You just mentioned a deterioration in working conditions. How did this manifest itself in concrete terms?

First, there was a redefinition of the concept of arduousness. A list of arduous functions at the Post Office had been defined by the social partners, but management unilaterally revised this index, removing certain arduous functions. Then, we are witnessing what can be assimilated to a form of robotization and increasing Taylorization of work : it has been computer calculated that a specific time is needed to send a registered letter and the company expects the worker to meet this requirement.

But that is an average, a prerequisite that dehumanizes the activity: at the Post Office, you may find yourself facing a person with a disability, who does not speak French, a dissatisfied customer, elderly people, etc. In short, people who require more time to process their request. That is not taken into account by the software that measures workers’ activity: employees no longer have the flexibility they had before and that adds a lot of stress.

This generates more psychological pressure at work.

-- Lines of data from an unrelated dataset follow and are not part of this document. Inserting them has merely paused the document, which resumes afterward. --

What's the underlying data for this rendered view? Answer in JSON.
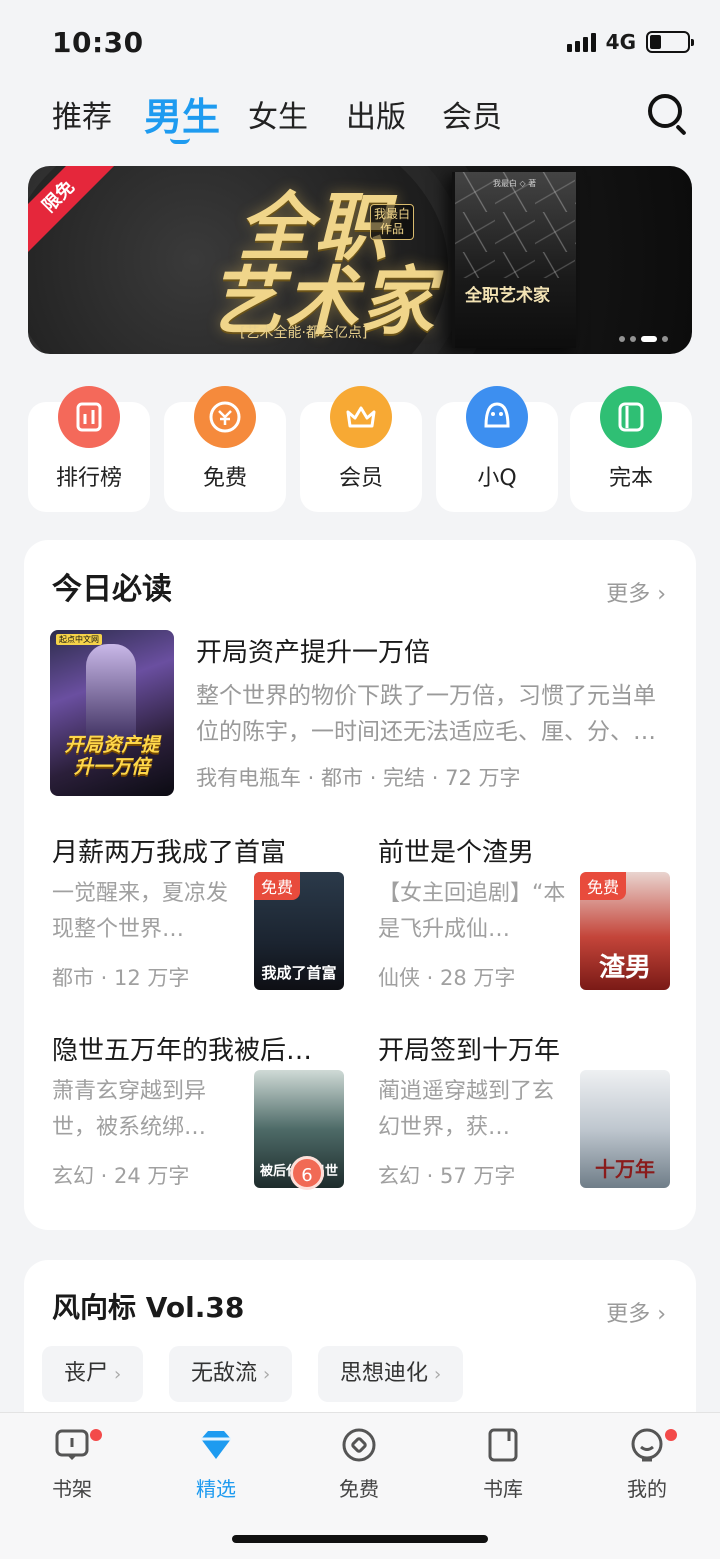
{
  "status": {
    "time": "10:30",
    "network": "4G",
    "battery_level": 0.3
  },
  "tabs": [
    {
      "label": "推荐"
    },
    {
      "label": "男生",
      "active": true
    },
    {
      "label": "女生"
    },
    {
      "label": "出版"
    },
    {
      "label": "会员"
    }
  ],
  "banner": {
    "ribbon": "限免",
    "title_line1": "全职",
    "title_line2": "艺术家",
    "author_tag": "我最白作品",
    "subtitle": "[艺术全能·都会亿点]",
    "book_title": "全职艺术家",
    "book_author": "我最白 ◇ 著",
    "page_count": 4,
    "active_page": 3
  },
  "quick": [
    {
      "label": "排行榜",
      "icon": "ranking-icon",
      "color": "#f4695a"
    },
    {
      "label": "免费",
      "icon": "free-coin-icon",
      "color": "#f58a3c"
    },
    {
      "label": "会员",
      "icon": "crown-icon",
      "color": "#f7a934"
    },
    {
      "label": "小Q",
      "icon": "penguin-icon",
      "color": "#3d8ff0"
    },
    {
      "label": "完本",
      "icon": "book-complete-icon",
      "color": "#2fbf74"
    }
  ],
  "daily": {
    "heading": "今日必读",
    "more": "更多 ›",
    "featured": {
      "title": "开局资产提升一万倍",
      "desc": "整个世界的物价下跌了一万倍，习惯了元当单位的陈宇，一时间还无法适应毛、厘、分、…",
      "meta": "我有电瓶车 · 都市 · 完结 · 72 万字",
      "cover_text": "开局资产提升一万倍",
      "cover_tag": "起点中文网"
    },
    "books": [
      {
        "title": "月薪两万我成了首富",
        "desc": "一觉醒来，夏凉发现整个世界…",
        "meta": "都市 · 12 万字",
        "free": "免费",
        "cover_text": "我成了首富"
      },
      {
        "title": "前世是个渣男",
        "desc": "【女主回追剧】“本是飞升成仙…",
        "meta": "仙侠 · 28 万字",
        "free": "免费",
        "cover_text": "渣男"
      },
      {
        "title": "隐世五万年的我被后…",
        "desc": "萧青玄穿越到异世，被系统绑…",
        "meta": "玄幻 · 24 万字",
        "badge": "6",
        "cover_text": "被后代请出世"
      },
      {
        "title": "开局签到十万年",
        "desc": "蔺逍遥穿越到了玄幻世界，获…",
        "meta": "玄幻 · 57 万字",
        "cover_text": "十万年"
      }
    ]
  },
  "trend": {
    "heading": "风向标 Vol.38",
    "more": "更多 ›",
    "chips": [
      "丧尸",
      "无敌流",
      "思想迪化"
    ]
  },
  "nav": [
    {
      "label": "书架",
      "icon": "bookshelf-icon",
      "dot": true
    },
    {
      "label": "精选",
      "icon": "diamond-icon",
      "active": true
    },
    {
      "label": "免费",
      "icon": "free-circle-icon"
    },
    {
      "label": "书库",
      "icon": "library-icon"
    },
    {
      "label": "我的",
      "icon": "profile-icon",
      "dot": true
    }
  ]
}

Absolutely. The problem is that this pressure is not officially considered a factor of hardship. At the Post Office, a customer service representative or a bank advisor who experiences a form of commercial pressure for 10 years, who must report on figures again and again, undergoes a form of mental constraint. In this regard, the CFTC requests that the concept of hardship at the Post Office takes into account psychosocial risks and commercial pressure.

More generally, what vision of the Post Office does the CFTC want to defend?

You know, I think that the Post Office reflects French society well, in general. There are 170,000 of us, and the workforce is aging (The average age at the Post Office is around 47, Editor’s note), but people are resilient. They are willing to adapt to some changes in the business, but not to sacrifice the meaning they want to give to their work. For the CFTC, La Poste puts human relations first and foremostand I believe that this is what we must preserve at all costs.